In the medium term, markets are more influenced by corporate earnings and valuations. We project large-cap indices to see 11-12% earnings growth in the next 12 months, while mid- and small-cap earnings are expected to grow by 20-22%. Valuation multiples for both large- and small-cap companies appear reasonable on a forward basis. While there is a 10-12% overvaluation in midcap indices, this is concentrated in just 20% of companies, with the remaining 80% trading near fair value.
We currently favour consumption-driven sectors, including autos, consumer durables, FMCG, and retail. Among investment themes, we are most bullish on cement stocks. In export-oriented sectors, we prefer IT and healthcare. Although investment sectors such as capital goods, real estate, and construction have strong fundamentals, their recent price run-up may limit further gains in the next 12 months.
5) How do you expect Foreign Institutional Investor (FII) flows into India to evolve?
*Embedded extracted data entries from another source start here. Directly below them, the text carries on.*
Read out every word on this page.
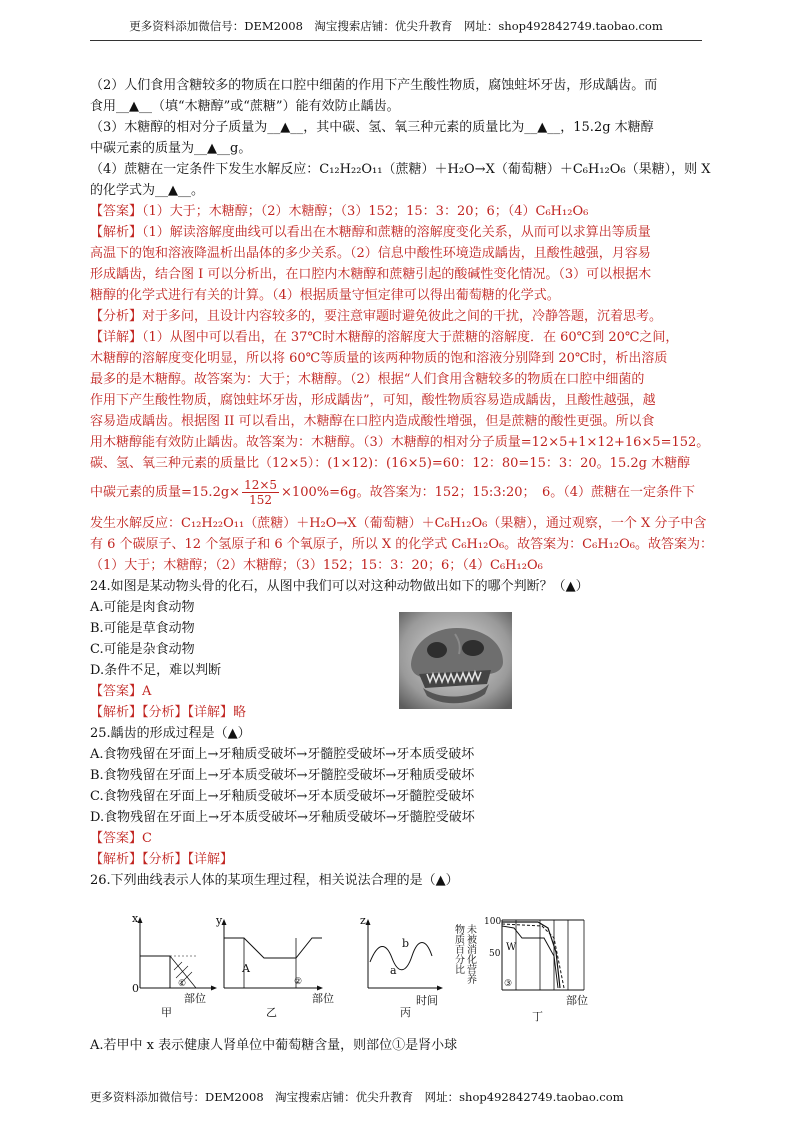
更多资料添加微信号：DEM2008　淘宝搜索店铺：优尖升教育　网址：shop492842749.taobao.com
（2）人们食用含糖较多的物质在口腔中细菌的作用下产生酸性物质，腐蚀蛀坏牙齿，形成龋齿。而
食用__▲__（填“木糖醇”或“蔗糖”）能有效防止龋齿。
（3）木糖醇的相对分子质量为__▲__，其中碳、氢、氧三种元素的质量比为__▲__，15.2g 木糖醇
中碳元素的质量为__▲__g。
（4）蔗糖在一定条件下发生水解反应：C₁₂H₂₂O₁₁（蔗糖）＋H₂O→X（葡萄糖）＋C₆H₁₂O₆（果糖），则 X
的化学式为__▲__。
【答案】（1）大于；木糖醇；（2）木糖醇；（3）152；15：3：20；6；（4）C₆H₁₂O₆
【解析】（1）解读溶解度曲线可以看出在木糖醇和蔗糖的溶解度变化关系，从而可以求算出等质量
高温下的饱和溶液降温析出晶体的多少关系。（2）信息中酸性环境造成龋齿，且酸性越强，月容易
形成龋齿，结合图 I 可以分析出，在口腔内木糖醇和蔗糖引起的酸碱性变化情况。（3）可以根据木
糖醇的化学式进行有关的计算。（4）根据质量守恒定律可以得出葡萄糖的化学式。
【分析】对于多问，且设计内容较多的，要注意审题时避免彼此之间的干扰，冷静答题，沉着思考。
【详解】（1）从图中可以看出，在 37℃时木糖醇的溶解度大于蔗糖的溶解度．在 60℃到 20℃之间，
木糖醇的溶解度变化明显，所以将 60℃等质量的该两种物质的饱和溶液分别降到 20℃时，析出溶质
最多的是木糖醇。故答案为：大于；木糖醇。（2）根据“人们食用含糖较多的物质在口腔中细菌的
作用下产生酸性物质，腐蚀蛀坏牙齿，形成龋齿”，可知，酸性物质容易造成龋齿，且酸性越强，越
容易造成龋齿。根据图 II 可以看出，木糖醇在口腔内造成酸性增强，但是蔗糖的酸性更强。所以食
用木糖醇能有效防止龋齿。故答案为：木糖醇。（3）木糖醇的相对分子质量=12×5+1×12+16×5=152。
碳、氢、氧三种元素的质量比（12×5）：(1×12)：(16×5)=60：12：80=15：3：20。15.2g 木糖醇
中碳元素的质量$=15.2g\times \frac{12\times 5}{152} \times 100\%=6g$。故答案为：152；15:3:20；　6。（4）蔗糖在一定条件下
发生水解反应：C₁₂H₂₂O₁₁（蔗糖）＋H₂O→X（葡萄糖）＋C₆H₁₂O₆（果糖），通过观察，一个 X 分子中含
有 6 个碳原子、12 个氢原子和 6 个氧原子，所以 X 的化学式 C₆H₁₂O₆。故答案为：C₆H₁₂O₆。故答案为：
（1）大于；木糖醇；（2）木糖醇；（3）152；15：3：20；6；（4）C₆H₁₂O₆
24.如图是某动物头骨的化石，从图中我们可以对这种动物做出如下的哪个判断？（▲）
A.可能是肉食动物
B.可能是草食动物
C.可能是杂食动物
D.条件不足，难以判断
【答案】A
【解析】【分析】【详解】略
25.龋齿的形成过程是（▲）
A.食物残留在牙面上→牙釉质受破坏→牙髓腔受破坏→牙本质受破坏
B.食物残留在牙面上→牙本质受破坏→牙髓腔受破坏→牙釉质受破坏
C.食物残留在牙面上→牙釉质受破坏→牙本质受破坏→牙髓腔受破坏
D.食物残留在牙面上→牙本质受破坏→牙釉质受破坏→牙髓腔受破坏
【答案】C
【解析】【分析】【详解】
26.下列曲线表示人体的某项生理过程，相关说法合理的是（▲）
x
0	①
部位
甲
y
A
②
部位
乙
z
a
b
时间
丙
物质百分比 未被消化营养
100
50
W
③
部位
丁
A.若甲中 x 表示健康人肾单位中葡萄糖含量，则部位①是肾小球
更多资料添加微信号：DEM2008　淘宝搜索店铺：优尖升教育　网址：shop492842749.taobao.com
Is India still an attractive market compared to other emerging markets?
Given India's strong macroeconomic performance, robust corporate earnings, and favourable valuations across much of the equity market, we expect FIIs to remain net buyers of Indian equities.
Historically, India has commanded higher price-to-earnings multiples than most peer emerging markets due to superior corporate earnings growth and stronger return ratios (e.g., return on assets, return on equity). Furthermore, Indian benchmark indices are heavily weighted toward sectors that command higher valuation multiples globally. As a result, we believe India remains an attractive destination for foreign investors compared to other emerging markets.
Disclaimer: The views and recommendations given in this article are those of individual analysts. These do not represent the views of Mint. We advise investors to check with certified experts before taking any investment decisions.